What good is an unmedicated patch? It is designed to suck out fluids, which flattens the pimple and reduces redness. These patches are also known as hydrocolloid dressings, which for decades could be found on the pharmacy’s wound-treatment shelf, just not in any format you’d want to put on your face, let alone wear in public.
The stickers-as-blemish remedy have also long existed in Asia, which is where Ju Rhyu, a founder of the acne sticker start-up Hero Cosmetics, stumbled upon them in 2012. Ms. Rhyu, then 32, was working in Korea for Samsung and suffering from chin zits that occasionally looked like “big red beacons.”
She quickly became obsessed with the patches — “I thought, ‘Why am I first discovering them in my 30s?’” she said — testing some 40 different kinds to determine optimum size, stickiness and absorption powers. Ms. Rhyu’s own unmedicated Mighty Patch ($12.99 for 36) was introduced in September 2017 and quickly picked up by retailers like Madewell and Neiman Marcus. The company will reach seven-figure sales this year, she said.
(Ms.
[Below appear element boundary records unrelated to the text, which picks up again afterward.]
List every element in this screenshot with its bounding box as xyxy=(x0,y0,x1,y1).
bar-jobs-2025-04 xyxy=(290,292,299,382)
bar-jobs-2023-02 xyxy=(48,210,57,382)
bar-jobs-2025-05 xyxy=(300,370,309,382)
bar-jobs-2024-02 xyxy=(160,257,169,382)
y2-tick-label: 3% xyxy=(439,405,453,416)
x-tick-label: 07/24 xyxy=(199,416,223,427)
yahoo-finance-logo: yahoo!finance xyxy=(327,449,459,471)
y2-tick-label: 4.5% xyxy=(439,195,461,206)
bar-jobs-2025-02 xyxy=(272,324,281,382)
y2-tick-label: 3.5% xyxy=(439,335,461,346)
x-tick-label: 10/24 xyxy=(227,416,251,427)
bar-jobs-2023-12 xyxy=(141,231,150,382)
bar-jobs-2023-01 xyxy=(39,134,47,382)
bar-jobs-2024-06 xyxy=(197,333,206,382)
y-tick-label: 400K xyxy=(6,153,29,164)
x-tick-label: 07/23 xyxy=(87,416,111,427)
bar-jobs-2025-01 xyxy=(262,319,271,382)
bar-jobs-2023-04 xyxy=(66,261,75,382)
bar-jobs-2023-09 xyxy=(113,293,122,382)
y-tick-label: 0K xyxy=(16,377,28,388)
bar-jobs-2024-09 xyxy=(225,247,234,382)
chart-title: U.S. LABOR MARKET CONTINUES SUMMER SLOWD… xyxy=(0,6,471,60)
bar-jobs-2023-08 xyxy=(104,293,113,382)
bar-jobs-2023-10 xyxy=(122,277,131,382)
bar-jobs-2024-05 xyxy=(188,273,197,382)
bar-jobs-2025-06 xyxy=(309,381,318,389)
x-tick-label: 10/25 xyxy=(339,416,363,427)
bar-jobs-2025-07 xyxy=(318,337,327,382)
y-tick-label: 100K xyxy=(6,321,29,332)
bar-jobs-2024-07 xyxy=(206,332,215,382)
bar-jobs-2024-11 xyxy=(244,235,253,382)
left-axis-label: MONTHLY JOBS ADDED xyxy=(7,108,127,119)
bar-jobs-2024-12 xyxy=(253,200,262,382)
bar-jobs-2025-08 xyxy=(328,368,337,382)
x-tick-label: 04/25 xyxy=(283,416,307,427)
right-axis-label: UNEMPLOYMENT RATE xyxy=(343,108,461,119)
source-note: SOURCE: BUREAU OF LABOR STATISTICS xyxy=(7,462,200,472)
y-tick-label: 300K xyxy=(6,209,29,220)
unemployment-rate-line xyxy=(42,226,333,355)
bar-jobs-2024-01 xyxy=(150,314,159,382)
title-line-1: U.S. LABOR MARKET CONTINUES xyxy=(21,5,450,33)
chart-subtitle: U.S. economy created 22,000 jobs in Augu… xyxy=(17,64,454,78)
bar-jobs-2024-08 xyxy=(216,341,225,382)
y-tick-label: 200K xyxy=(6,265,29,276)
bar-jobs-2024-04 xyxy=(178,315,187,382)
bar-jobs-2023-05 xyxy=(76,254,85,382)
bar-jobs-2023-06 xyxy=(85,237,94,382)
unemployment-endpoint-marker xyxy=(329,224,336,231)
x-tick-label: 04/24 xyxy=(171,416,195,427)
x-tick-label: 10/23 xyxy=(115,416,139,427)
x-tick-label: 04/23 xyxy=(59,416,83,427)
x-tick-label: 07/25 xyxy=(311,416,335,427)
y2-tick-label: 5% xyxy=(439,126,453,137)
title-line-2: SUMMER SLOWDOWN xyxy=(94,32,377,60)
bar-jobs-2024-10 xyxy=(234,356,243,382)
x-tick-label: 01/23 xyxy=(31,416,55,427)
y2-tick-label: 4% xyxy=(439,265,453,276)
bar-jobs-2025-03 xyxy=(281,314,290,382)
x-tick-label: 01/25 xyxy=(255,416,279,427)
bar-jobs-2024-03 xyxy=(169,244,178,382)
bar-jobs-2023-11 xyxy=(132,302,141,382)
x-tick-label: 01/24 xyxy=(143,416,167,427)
Rhyu’s success has, somewhat ironically, spawned Chinese knockoffs; she bought a letter-perfect copy on Amazon and posted a photo to her Instagram Stories with the caption “Imitation is flattery?” and a pondering emoji.)
Ms. Rhyu said she initially was surprised by the age of her customers, some of whom are in their 50s and 60s.
“There’s never a good time to have a pimple,” she said.